SC Blasts Govt On ‘Rotten’ Construction Cess Collection System, Asks It To Treat Labour As Formal
It was in 1996 when Parliament passed the Building and Other Construction Workers (Regulation of Employment and Conditions of Service) Act, 1996, (BOCW Act) and the Building and Other Construction Workers' Welfare Cess Act, 1996, (Cess Act). Through the legislation, the government levied a one per cent cess on cost of construction. This money was to be used for the welfare of the workers employed in the informal construction sector. The Centre and states have made little effort to make sure the money collected through this levy did its intended job, says the Supreme Court (SC).
While directing the Centre and states to formulate model policy to bring construction workers in the formal fold within six months, the top court on March 19 said that it was quite shocking that even the Comptroller and Auditor general of India (CAG) did not have the figures on construction cess collection. “Whatever figures are available may not be reliable," an SC Bench added.
"If this constitutional body (CAG) does not have the required and accurate information, there is undoubtedly a financial mess in this area and this chaos has been existing since 1996. The only victims of this extremely unfortunate state of affairs and official apathy are construction workers who suffer from multiple vulnerabilities," it said.
While the construction sector workforce is about four-crore strong, only 1.5 crore of the workers have been registered. This means most construction workers are denied “what is constitutionally and statutorily due to them”.
On that note, the apex court directed the Centre and states to treat construction workers as formal sector staff and offer them all the benefits of social security, including minimum wages, pension and paid maternity leave.
No lack of funds
While pointing out that over Rs 37,400 crore has been collected for the benefit of construction workers in the name of construction cess over the years, the SC said only Rs 9,500 crore of that money had been used for their benefit.
“Why are millions of construction workers being denied the benefit of remaining Rs 28,000 crore,” the SC asked.
The SC said between April and June last year alone, Rs 5,000 crore was collected as construction cess .

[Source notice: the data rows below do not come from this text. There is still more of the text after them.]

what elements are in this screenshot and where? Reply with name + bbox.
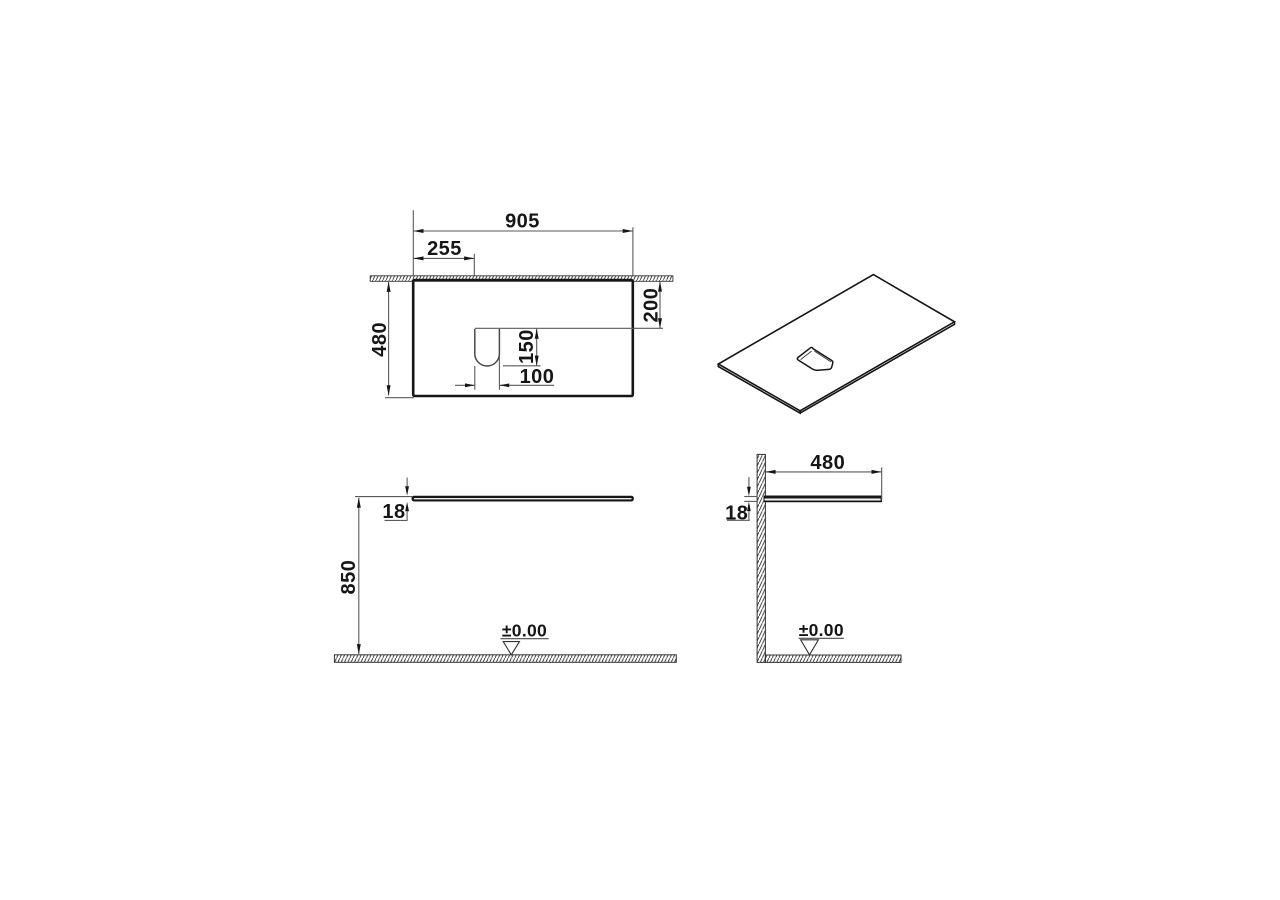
svg-text:200: 200 [641, 288, 663, 323]
svg-text:905: 905 [505, 211, 540, 233]
svg-text:18: 18 [725, 502, 748, 524]
svg-text:480: 480 [369, 322, 391, 357]
svg-text:850: 850 [338, 560, 360, 595]
svg-text:480: 480 [810, 452, 845, 474]
svg-text:±0.00: ±0.00 [799, 620, 844, 640]
svg-text:18: 18 [382, 501, 405, 523]
svg-text:255: 255 [427, 238, 462, 260]
svg-text:100: 100 [520, 366, 555, 388]
svg-text:±0.00: ±0.00 [502, 621, 547, 641]
svg-text:150: 150 [516, 329, 538, 364]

"This is a huge amount and would work out to about Rs 20,000 crore on an annual basis. The figures presented to us by the CAG or even the standing committee do not reflect such a huge collection. Obviously, there is something terribly rotten with the collection and accounting mechanism, and it is quite clear that the exercise of registration, both of the establishments and of the construction workers, is not being carried out satisfactorily," the bench said.